Como podemos ver nas fotos, terrenos onde antes existia vegetação nativa, hoje está sendo desmatado lentamente. O flagrante contra a natureza pode ser encontrado em mais de um local no Morro do Moreno, na encosta voltada para a Rua João Joaquim da Mota.
Segundo moradores da região, já colocaram fogo, retiraram árvores, plantaram bananeiras, arbustos e também construíram cercas que depois são transformadas em muro e aos poucos vão estendendo as áreas morro acima.
Diagnóstico ambiental
Para coibir cenas assim e estabelecer regras mais claras, a Prefeitura de Vila Velha iniciou o processo licitatório para contratação da empresa que efetuará o diagnóstico ambiental da região do Morro do Moreno. Após a contratação da empresa, o estudo deverá ficar pronto em um ano.
“Esse estudo visa indicar quais são as características ambientais da área – fauna, flora e topografia - possibilitando, assim, realizar a definição da categoria da Unidade de Conservação e seus limites a serem regulamentados por lei municipal específica”, explica o secretário de Meio Ambiente, João Nardoto.
O secretário destaca que o diagnóstico representará o rompimento do conflito histórico que existe sobre a ocupação do Morro do Moreno. “Vamos acabar com o mito de que o Morro do Moreno não pode ser habitado, pois a legislação prevê atribuição municipal para definir a ocupação de determinadas áreas”, diz.

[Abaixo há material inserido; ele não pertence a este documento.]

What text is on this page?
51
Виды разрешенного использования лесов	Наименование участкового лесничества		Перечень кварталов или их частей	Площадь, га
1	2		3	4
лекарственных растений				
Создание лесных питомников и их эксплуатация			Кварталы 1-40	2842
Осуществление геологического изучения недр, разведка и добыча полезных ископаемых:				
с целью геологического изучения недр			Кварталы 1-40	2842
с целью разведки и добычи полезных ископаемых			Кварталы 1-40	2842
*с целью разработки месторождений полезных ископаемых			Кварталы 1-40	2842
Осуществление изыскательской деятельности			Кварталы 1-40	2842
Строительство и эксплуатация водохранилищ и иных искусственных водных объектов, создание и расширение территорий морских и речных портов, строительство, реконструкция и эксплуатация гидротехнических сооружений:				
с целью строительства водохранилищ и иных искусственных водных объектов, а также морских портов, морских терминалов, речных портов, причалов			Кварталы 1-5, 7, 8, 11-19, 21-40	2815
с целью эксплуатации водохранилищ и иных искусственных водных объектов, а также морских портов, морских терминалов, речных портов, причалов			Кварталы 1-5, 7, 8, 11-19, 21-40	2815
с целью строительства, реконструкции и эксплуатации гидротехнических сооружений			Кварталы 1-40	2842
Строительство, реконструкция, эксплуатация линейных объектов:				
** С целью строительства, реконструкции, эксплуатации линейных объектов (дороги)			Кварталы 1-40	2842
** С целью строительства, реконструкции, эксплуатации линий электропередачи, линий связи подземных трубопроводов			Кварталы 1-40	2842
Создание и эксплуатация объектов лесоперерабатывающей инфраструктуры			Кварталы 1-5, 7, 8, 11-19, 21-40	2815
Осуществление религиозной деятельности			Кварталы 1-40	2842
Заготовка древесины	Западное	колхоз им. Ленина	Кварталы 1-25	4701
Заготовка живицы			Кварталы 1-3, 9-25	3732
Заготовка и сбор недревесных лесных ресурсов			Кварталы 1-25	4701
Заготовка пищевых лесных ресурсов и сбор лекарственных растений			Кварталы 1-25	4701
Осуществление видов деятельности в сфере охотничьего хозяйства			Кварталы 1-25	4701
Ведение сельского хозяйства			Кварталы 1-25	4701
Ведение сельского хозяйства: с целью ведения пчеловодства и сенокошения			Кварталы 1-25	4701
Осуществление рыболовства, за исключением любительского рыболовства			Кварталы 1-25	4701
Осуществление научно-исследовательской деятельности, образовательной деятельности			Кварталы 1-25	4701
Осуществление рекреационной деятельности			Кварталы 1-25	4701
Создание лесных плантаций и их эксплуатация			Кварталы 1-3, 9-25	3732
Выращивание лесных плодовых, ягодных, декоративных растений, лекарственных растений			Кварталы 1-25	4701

O Morro do Moreno é um conjunto rochoso que tem sua maior área classificada como Área de Proteção Ambiental (APP). O Código Florestal (Lei 4.771/65) especifica áreas onde não podem ocorrer edificações.
Entretanto, existem no Morro do Moreno áreas não classificadas como APP, no qual é permitida a construção com base na própria lei federal, que registra em seu Art. 2°, parágrafo único: “No caso de áreas urbanas, assim entendidas as compreendidas nos perímetros urbanos definidos por lei municipal, e nas regiões metropolitanas e aglomerações urbanas, em todo o território abrangido, obervar-se-á o disposto nos respectivos planos diretores e leis de uso do solo, respeitados os princípios e limites a que se refere este artigo”.
A mesma atribuição ao município é concedida pelo Estatuto das Cidades. Nas áreas onde é permitido construir, o município é o responsável pelo ordenamento territorial urbano. O Plano Diretor Municipal, que rege o ordenamento da cidade de Vila Velha, contempla áreas passíveis de edificações de até dois pavimentos no Morro do Moreno.
O cidadão que possui propriedade de um terreno em áreas com certos atributos ambientais, como o Morro do Moreno, deve obter anuência por parte da Secretaria Municipal de Meio Ambiente.
Em seguida, deve solicitar licenciamento da obra diretamente na Secretaria Municipal de Desenvolvimento Urbano (Semdu). Vale destacar que cada lote é analisado em separado, observando as características do local, inclinação do terreno, condicionantes necessárias para liberação da obra estabelecidas na legislação.
A anuência da Semma é baseada no novo Código Municipal de Meio Ambiente, que foi instituído pela Lei nº 4.999/10. Com isso, a cidade ganhou legislação própria para atender às suas necessidades ambientais específicas, além de conquistar autonomia para atuar na concessão de licenciamentos para empreendimentos com impacto ambiental local.
Antes do Código Municipal, era necessário requerer licença junto ao Instituto Estadual de Meio Ambiente e Recursos Hídricos (Iema), autarquia responsável pela gestão ambiental em nível estadual.